In 2006, the Minister of Education appointed him Chairman of a Committee to propose amendments to the Universities and University Colleges Act 1971 [Act 30]. The Committee's recommendations were adopted as law in early 2009. In 2008, he drafted the new 'Apex Constitution' of Universiti Sains Malaysia. In 2010 he was reappointed to a committee to review the Universities and University Colleges Act 1971 [Act 30]. He is also a member of the Apex University Initiative; a Distinguished Fellow of the Institute of Strategic Studies; and one-time member of the Malaysian Human Rights Commission's Education Sub-Committee.

==Awards and honours==
In 2008, Universiti Sains Malaysia, Malaysia's first "apex university", appointed him as a visiting professor. Later he was appointed an Honorary Legal Advisor and the first holder of the Tun Sambanthan Chair. In 2009 UiTM honoured him with the University's first Emeritus Professorship award. In 2009, the Yang di-Pertuan Agong (King) of Malaysia honoured him with the federal title of "Datuk".

===Honours of Malaysia===
- Malaysia : Honorary Companion of the Order of Loyalty to the Crown of Malaysia (J.S.M.) (2000)
- Malaysia : Commander of the Order of Meritorious Service (P.J.N.) (2009)

==Authorship==

===Articles===
Between 1982–1985 Shad contributed periodic articles and editorials to the New Straits Times. During 2001 and 2002 he authored a regular weekly column "Facets of Our Constitution" for the Sunday Star. His column "Document of Destiny" appeared in The Sun from 2006 to 2007. Presently he writes a fortnightly column "Reflecting on the Law" for the Star. he has written the following articles:
- Faruqi, Shad Saleem .
- Faruqi, Shad Saleem Freedom of religion under the Constitution.
- Faruqi, Shad Saleem (18 November 2009).
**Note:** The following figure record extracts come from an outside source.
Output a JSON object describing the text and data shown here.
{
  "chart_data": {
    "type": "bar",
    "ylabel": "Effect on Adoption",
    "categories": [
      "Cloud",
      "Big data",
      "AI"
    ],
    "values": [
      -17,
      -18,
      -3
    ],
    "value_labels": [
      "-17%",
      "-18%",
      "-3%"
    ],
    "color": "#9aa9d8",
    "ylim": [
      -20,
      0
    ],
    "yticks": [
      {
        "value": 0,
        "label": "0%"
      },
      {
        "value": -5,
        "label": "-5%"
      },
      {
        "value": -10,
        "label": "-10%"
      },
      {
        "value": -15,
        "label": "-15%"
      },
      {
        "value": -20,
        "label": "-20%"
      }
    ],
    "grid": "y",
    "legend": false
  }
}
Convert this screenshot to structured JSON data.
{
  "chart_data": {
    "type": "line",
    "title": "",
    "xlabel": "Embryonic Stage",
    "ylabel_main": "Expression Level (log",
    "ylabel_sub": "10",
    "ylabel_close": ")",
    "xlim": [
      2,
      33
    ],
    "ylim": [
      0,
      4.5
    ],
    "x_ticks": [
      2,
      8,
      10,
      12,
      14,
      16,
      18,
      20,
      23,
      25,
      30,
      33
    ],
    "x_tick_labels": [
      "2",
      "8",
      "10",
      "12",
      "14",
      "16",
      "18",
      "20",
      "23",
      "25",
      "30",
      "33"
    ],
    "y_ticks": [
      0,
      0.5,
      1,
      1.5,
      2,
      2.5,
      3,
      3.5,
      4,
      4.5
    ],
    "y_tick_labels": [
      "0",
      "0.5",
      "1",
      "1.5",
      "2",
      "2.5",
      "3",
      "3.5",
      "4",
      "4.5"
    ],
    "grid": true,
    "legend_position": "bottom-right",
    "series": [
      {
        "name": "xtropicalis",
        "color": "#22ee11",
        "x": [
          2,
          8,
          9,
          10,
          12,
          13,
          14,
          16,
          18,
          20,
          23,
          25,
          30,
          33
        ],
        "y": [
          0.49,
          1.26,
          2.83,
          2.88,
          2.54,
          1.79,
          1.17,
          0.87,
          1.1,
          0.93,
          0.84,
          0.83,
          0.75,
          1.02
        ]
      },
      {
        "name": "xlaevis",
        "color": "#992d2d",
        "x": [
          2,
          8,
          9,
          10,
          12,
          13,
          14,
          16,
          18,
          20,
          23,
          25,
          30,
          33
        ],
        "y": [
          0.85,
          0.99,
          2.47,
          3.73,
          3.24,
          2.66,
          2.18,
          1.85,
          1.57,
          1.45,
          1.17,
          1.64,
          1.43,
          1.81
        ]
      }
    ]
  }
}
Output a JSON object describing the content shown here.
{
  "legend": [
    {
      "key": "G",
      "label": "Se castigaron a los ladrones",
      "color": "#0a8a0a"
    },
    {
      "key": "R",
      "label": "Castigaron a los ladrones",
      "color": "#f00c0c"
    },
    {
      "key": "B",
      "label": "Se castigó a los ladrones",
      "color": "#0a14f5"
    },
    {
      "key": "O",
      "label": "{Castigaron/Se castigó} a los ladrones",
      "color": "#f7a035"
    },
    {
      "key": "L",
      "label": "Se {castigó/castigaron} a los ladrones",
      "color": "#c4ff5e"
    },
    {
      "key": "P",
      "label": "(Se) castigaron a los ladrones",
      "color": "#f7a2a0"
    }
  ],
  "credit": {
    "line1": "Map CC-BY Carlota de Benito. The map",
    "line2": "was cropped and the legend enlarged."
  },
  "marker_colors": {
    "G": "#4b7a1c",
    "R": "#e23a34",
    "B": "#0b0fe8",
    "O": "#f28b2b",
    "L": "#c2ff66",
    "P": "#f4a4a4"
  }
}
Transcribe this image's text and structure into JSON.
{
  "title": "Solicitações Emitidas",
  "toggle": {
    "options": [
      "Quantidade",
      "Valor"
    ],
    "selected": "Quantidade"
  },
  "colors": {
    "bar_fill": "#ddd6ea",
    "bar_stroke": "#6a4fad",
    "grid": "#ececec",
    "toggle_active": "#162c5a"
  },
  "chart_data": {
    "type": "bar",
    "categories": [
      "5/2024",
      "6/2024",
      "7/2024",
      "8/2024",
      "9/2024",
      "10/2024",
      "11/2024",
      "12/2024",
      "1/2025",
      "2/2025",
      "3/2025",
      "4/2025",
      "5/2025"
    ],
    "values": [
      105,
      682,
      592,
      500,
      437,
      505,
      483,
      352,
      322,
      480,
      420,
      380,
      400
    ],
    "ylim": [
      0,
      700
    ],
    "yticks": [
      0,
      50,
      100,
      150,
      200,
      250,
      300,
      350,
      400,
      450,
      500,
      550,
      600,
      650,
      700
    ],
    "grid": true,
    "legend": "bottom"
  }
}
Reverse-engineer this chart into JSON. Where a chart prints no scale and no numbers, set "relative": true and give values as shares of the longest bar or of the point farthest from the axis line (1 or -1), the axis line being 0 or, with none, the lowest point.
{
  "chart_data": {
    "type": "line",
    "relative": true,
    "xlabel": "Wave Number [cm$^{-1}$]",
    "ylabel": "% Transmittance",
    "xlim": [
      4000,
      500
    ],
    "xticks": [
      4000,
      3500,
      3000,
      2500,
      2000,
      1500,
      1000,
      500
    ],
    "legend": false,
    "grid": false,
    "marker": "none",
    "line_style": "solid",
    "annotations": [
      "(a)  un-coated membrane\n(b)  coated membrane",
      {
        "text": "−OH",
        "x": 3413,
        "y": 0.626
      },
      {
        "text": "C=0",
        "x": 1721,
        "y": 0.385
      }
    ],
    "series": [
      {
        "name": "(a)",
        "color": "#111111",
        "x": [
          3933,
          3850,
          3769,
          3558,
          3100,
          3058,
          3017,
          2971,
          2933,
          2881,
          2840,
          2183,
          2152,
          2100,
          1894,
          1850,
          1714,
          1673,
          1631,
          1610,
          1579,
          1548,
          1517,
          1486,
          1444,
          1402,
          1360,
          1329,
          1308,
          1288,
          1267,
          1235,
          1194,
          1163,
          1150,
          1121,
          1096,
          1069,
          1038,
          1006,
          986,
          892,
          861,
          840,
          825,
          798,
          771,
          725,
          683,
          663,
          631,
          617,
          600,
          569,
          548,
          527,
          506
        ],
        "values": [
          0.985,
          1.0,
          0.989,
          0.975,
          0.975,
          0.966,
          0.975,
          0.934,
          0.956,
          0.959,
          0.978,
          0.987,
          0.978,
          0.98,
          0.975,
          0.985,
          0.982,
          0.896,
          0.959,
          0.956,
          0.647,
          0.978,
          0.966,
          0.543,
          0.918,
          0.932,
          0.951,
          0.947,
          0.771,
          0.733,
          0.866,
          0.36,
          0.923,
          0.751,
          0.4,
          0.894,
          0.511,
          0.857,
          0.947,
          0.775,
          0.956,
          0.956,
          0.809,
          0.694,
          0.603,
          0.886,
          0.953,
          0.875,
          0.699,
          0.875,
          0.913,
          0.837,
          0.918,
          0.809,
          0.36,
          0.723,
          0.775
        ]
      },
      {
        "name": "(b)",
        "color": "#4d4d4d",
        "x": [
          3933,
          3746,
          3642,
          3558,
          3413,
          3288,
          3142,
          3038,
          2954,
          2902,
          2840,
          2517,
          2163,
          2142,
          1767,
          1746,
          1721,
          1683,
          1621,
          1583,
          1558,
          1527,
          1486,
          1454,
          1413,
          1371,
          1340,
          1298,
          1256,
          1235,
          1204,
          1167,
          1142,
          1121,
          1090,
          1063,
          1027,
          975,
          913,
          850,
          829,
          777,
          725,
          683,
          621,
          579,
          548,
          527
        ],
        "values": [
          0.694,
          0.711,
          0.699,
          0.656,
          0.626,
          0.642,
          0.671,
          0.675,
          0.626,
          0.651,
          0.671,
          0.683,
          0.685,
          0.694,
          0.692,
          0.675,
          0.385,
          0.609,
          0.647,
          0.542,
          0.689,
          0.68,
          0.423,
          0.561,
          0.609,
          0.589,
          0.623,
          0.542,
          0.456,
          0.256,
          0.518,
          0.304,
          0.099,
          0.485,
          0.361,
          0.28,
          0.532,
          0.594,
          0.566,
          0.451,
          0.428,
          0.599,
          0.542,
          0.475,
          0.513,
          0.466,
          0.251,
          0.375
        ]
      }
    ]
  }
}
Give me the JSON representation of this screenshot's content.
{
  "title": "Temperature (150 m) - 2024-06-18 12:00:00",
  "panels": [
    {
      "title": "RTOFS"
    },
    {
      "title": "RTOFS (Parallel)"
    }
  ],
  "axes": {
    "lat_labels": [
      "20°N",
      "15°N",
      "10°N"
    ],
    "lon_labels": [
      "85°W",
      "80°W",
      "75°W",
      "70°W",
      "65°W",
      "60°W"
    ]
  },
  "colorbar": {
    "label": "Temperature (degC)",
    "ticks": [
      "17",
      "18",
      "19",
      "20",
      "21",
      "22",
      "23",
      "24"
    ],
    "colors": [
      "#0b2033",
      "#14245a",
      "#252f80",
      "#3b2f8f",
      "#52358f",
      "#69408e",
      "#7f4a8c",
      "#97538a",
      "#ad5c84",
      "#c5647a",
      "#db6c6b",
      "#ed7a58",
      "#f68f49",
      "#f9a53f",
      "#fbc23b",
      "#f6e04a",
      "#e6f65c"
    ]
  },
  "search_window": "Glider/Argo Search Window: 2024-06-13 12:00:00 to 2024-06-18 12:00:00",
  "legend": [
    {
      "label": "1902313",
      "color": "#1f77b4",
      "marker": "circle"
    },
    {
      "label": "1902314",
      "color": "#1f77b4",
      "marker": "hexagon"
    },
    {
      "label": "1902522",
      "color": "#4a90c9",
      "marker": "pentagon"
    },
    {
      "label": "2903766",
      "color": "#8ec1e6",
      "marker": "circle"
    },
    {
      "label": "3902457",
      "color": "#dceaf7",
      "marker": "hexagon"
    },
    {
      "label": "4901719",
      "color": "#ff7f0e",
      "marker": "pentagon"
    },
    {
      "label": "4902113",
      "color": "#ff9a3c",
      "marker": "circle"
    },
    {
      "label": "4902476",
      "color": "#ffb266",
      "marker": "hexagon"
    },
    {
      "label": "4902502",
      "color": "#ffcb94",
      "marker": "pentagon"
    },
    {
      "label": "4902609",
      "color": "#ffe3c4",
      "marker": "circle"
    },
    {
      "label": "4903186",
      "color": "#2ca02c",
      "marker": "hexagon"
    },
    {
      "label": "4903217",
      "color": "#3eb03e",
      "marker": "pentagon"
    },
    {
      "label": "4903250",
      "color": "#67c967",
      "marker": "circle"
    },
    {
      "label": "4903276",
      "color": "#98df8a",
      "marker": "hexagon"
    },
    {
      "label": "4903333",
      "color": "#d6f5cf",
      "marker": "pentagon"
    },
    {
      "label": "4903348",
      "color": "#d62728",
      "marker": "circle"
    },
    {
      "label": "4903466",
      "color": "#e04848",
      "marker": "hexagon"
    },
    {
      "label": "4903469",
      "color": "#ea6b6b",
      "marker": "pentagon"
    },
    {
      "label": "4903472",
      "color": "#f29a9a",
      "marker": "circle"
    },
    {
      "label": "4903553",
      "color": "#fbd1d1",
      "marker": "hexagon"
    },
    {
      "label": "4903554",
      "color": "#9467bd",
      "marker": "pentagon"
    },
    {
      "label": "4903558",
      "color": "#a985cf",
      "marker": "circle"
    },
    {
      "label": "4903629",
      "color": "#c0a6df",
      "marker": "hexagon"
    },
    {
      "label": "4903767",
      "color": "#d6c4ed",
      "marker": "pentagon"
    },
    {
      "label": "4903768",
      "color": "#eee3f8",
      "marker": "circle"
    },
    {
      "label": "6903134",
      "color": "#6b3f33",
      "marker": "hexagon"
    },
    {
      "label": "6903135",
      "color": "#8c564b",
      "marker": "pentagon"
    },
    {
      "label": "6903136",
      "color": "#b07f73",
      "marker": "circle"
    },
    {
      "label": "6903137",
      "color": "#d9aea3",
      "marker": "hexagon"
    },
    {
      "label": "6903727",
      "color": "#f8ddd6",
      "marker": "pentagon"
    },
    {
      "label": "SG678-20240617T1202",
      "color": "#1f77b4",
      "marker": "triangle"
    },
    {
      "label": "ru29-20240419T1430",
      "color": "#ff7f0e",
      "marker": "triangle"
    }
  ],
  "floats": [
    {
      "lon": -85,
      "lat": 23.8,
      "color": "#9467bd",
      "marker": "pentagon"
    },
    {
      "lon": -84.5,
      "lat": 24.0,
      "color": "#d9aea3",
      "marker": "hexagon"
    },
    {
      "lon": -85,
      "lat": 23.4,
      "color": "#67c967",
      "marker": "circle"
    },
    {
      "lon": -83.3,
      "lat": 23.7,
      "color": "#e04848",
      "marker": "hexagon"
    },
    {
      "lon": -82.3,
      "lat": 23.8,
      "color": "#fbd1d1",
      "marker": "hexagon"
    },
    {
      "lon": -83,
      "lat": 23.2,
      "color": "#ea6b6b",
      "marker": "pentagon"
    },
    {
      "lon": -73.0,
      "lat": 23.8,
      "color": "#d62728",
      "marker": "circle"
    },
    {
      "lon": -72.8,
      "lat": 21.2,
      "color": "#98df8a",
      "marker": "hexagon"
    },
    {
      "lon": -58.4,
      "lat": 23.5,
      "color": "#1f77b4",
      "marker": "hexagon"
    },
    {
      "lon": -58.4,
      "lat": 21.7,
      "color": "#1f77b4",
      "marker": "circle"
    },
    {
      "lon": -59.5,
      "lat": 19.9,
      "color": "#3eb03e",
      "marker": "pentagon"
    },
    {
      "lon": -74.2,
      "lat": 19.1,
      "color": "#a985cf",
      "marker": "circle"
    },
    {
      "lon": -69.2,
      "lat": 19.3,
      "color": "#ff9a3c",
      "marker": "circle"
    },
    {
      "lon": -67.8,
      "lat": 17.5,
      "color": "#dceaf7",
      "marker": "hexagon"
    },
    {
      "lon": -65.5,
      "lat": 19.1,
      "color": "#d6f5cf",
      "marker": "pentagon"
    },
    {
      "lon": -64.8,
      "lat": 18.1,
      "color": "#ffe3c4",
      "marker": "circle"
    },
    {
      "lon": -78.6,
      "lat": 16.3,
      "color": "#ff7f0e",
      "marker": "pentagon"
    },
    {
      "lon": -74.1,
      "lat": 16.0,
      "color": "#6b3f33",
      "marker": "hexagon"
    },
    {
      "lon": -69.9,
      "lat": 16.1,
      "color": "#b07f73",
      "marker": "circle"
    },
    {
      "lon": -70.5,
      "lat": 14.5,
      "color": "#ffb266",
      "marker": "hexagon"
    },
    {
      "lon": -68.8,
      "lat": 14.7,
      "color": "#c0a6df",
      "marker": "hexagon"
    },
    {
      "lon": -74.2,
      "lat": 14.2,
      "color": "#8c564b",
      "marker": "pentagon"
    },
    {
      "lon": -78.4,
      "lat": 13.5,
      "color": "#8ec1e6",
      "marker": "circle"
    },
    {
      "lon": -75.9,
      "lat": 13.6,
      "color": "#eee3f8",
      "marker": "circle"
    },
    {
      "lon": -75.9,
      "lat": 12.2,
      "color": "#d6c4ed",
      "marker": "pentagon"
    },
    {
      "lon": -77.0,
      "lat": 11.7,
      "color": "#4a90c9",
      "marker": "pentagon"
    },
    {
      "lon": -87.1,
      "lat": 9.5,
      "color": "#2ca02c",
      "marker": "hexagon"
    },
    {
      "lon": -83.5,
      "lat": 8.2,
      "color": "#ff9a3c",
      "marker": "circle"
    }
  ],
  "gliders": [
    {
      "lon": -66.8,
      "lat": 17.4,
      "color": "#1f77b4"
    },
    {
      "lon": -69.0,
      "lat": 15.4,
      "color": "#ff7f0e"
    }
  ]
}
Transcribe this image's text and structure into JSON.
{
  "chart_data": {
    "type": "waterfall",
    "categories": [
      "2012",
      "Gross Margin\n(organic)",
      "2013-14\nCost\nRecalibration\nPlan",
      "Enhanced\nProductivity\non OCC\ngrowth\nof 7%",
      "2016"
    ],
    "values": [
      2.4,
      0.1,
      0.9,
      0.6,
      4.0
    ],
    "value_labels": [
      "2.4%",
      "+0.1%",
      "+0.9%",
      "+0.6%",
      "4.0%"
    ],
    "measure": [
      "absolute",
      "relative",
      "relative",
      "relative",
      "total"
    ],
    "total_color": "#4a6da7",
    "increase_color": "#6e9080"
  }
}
Understanding Our Basic Rights.

===Books===
Shad is the author of Human Rights, Globalisation and the Asian Economic Crisis, Islam International Law and the War Against Terrorism, Islam, Democracy and Development,Document of Destiny: The Constitution of the Federation of Malaysia and "The Bedrock of Our Nation: Our Constitution". He is the co-author of Media Law & Regulations in Malaysia and Co-editor of "Decolonising Our Universities – Towards a Non-Eurocentric Paradigm". He has contributed over 350 articles to legal periodicals, anthologies and newspapers and has presented over 300 seminar papers in 15 countries including the US, UK, Australia, Germany and Japan.